Pastor’s Message 02/27/2024

For the Love of Laundry

There is something about the Lenten season that calls us to confess our faults as well as our deepest loves. The love that I confess is one for laundry. I have a sneaky suspicion that some of you may snicker at these words. I fully expect at least one of you to ask me (jokingly?) if I’d like to take on your loads of laundry!

The Quotidian Mysteries: Laundry, Liturgy, and Women’s Work by Kathleen Norris is not a how-to guide on laundry itself but rather a reflection on how seemingly mundane tasks like laundry can draw us deeper into the mystery of God. Norris calls us to rethink household “chores” as opportunities for worship. For years, the “work” of laundry on Saturday has helped prepare me for worship on Sunday morning. The sorting. The cleaning out of pockets. The measuring of the detergent. The waiting for silence as the machines’ whirrs fade. What soothes me the most is the folding: shaping disfigured cloth into four-sided figures. From a pile of disorder, order emerges. From chaos comes separation of lights and darks. Every load of laundry is an invitation to experience the creation story. I try not to live in bondage to the laundry but rather live into the freedom it offers.
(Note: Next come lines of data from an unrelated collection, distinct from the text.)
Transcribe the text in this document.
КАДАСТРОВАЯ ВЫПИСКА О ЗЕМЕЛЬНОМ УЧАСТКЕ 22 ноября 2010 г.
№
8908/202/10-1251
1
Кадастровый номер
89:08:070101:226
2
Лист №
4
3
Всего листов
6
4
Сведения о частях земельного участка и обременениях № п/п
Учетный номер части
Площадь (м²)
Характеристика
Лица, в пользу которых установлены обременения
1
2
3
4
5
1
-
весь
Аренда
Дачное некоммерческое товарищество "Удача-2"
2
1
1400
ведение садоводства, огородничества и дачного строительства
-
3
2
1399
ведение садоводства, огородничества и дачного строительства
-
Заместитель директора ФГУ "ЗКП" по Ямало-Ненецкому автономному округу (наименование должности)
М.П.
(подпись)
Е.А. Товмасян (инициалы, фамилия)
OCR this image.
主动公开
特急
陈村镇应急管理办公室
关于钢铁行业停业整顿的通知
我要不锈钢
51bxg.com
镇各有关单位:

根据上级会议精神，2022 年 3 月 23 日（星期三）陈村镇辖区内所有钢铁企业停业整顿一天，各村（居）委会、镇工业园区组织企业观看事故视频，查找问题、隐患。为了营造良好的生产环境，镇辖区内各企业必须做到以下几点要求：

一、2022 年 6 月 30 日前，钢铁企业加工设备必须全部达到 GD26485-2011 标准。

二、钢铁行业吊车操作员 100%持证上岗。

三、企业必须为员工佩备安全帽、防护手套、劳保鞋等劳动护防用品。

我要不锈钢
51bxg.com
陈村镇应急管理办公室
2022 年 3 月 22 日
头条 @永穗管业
The Lenten season invites us toward the freedom Christ offers not only in his death and resurrection but also in the journey towards that victory. On his way to the cross, Jesus dealt with a lot of “menial” tasks. He literally got his hands muddy to heal a blind man. He scrubbed his friends’ feet. He approached the unapproachable lepers. Now is a perfect opportunity to look at the everyday and ordinary tasks as opportunities for prayer and new life.